After Simon saw what happened, he was filled with awe and fell down before Jesus, saying, “Leave me, Rabbi, for I’m a sinner.”

– Luke 5:8 (TIB)

Devotion: Read Matthew 26:69-75 and 27:3-10. Earlier, at the Last Supper, Peter is willing to die for Jesus (Mt 26:33; Lk 22:33; Mt 26:51). However, like all the disciples, after Jesus surrenders himself to the authorities, Peter flees. He is ready to fight and die when he thinks a revolution is coming, but he does not understand why Jesus allows himself to be arrested without resisting. Like Judas, Peter does not understand the path Jesus has been called to walk. We are often like Peter, willing to face trials as long as we understand the reasons for them. And yet, the Holy Spirit does not inform us where our path leads or the reason we are called to walk it. God invites us to trust and keep walking. We do not have to understand to obey—but it certainly makes it easier. Our demand for understanding is a form of pride, the same pride all sin is built upon (Gen 1:36). Both Judas and Peter betray Jesus.

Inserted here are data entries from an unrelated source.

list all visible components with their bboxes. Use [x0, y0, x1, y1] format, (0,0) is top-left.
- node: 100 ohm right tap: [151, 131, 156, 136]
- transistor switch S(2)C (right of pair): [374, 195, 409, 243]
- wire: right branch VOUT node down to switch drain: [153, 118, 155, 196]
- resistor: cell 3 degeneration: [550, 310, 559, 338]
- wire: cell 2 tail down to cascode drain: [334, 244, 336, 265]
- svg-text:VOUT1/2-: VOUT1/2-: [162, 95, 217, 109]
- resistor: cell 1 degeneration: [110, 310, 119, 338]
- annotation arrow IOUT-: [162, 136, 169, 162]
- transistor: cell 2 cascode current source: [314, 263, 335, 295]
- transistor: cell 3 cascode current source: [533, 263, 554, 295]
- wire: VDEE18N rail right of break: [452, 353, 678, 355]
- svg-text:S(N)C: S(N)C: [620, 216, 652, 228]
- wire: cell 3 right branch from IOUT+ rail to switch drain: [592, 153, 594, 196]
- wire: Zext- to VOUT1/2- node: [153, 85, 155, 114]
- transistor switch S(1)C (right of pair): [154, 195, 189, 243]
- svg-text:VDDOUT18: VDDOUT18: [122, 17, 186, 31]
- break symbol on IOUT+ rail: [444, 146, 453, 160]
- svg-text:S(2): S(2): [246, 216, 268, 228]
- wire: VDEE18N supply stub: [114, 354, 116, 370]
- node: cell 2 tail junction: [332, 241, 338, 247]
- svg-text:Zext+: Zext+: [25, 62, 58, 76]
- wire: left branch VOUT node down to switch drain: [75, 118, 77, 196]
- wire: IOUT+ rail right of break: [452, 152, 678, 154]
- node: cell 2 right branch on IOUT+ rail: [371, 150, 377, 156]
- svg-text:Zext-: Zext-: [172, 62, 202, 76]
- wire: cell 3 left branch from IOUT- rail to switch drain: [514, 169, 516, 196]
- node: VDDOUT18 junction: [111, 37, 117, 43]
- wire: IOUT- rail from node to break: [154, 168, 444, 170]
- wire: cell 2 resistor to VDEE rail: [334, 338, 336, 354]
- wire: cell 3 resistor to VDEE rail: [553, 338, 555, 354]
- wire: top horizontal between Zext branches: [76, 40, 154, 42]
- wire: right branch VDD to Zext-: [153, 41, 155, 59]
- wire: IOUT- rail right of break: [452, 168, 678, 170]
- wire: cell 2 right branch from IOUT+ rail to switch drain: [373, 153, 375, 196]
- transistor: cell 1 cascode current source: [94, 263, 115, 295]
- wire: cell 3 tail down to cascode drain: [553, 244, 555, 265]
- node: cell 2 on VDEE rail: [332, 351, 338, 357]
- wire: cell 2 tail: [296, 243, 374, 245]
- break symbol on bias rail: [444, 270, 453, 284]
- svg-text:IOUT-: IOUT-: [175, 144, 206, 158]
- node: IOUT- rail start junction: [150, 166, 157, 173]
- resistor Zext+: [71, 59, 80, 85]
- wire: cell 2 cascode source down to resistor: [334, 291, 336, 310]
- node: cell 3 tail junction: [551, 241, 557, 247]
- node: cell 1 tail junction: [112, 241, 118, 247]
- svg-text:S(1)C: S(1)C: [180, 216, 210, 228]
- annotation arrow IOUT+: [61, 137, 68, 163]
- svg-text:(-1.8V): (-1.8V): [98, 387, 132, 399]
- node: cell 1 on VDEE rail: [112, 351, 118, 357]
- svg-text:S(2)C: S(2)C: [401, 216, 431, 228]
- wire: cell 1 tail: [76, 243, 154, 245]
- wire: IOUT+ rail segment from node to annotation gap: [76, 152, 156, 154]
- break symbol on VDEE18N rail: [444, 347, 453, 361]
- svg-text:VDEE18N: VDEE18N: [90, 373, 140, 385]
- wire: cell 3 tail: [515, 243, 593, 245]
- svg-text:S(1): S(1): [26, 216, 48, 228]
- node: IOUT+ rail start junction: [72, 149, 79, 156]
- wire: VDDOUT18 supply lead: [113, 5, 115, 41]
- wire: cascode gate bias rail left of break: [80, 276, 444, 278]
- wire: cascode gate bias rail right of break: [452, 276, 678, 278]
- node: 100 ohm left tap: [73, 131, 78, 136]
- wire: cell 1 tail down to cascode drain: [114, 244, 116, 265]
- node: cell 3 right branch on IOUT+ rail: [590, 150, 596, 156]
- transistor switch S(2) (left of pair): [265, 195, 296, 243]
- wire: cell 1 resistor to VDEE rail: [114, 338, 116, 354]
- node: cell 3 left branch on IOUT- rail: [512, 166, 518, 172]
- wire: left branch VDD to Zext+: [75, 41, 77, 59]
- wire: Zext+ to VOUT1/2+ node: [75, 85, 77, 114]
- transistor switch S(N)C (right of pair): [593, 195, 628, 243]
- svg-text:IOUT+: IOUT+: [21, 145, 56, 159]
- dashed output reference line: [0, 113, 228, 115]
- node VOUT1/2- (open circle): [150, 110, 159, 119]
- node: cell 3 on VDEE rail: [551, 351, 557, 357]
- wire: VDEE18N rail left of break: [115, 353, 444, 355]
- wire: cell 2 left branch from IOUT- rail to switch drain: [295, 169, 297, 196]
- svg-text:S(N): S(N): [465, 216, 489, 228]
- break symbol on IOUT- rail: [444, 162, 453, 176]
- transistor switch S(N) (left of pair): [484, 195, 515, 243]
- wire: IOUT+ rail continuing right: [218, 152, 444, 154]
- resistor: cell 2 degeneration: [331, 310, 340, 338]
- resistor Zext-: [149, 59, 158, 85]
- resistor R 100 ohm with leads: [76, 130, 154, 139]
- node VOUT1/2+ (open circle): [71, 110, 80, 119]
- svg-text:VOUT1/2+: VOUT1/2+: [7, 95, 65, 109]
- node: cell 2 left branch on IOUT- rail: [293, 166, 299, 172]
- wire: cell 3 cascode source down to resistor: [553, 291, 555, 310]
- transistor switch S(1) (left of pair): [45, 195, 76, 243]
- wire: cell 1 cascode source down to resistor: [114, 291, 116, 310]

One hangs himself; the other becomes the head of the church. Thanks be to God, failure and betrayal of God do not determine our future. Our response to God’s offer of forgiveness determines our future. What is the difference between Peter and Judas? What lessons do we need to learn from them?

Personal Worship Option: Pray for those who have betrayed God and feel abandoned in the world. Pray for those who are considering suicide, that they might come to know God’s love.

Dig A Little Deeper:

Read Matthew 26:31-35 to refresh your memory on Jesus’ prophecy of Peter’s denial.

26:69 The trial of Jesus runs parallel with the emotional “trial” of Peter. When have you betrayed God? What are the emotions Peter is likely experiencing?

26:73 Galileans, from the north, have a different accent than those from Judah, a southern region.

27:3 “Repented” means “changed his mind” and “turned in a different direction.” Repentance is one step toward new life, but not the only one. We are called to believe the good news as well (Mk 1:14-15), which means receiving the forgiveness the Holy Spirit offers. When have you repented, felt terrible for some word or action, but not taken the next step?

27:4 Again, Judas’ guilt and actions lend support to the theory he wanted to push Jesus into action, not cause his death.

27:5 Compare this passage to Acts 1:15-19. Matthew’s version emphasizes Judas’ feelings of guilt. Luke’s version in Acts emphasizes God’s active hand in Judas’ death.

27:6 Modern scholarship is not aware of any regulation preventing money taken in this way from being placed in the treasury.

27:9 Matthew quotes Zechariah 11:12-13, although his translation is unlike anything in the Hebrew or Greek versions of the Bible we have.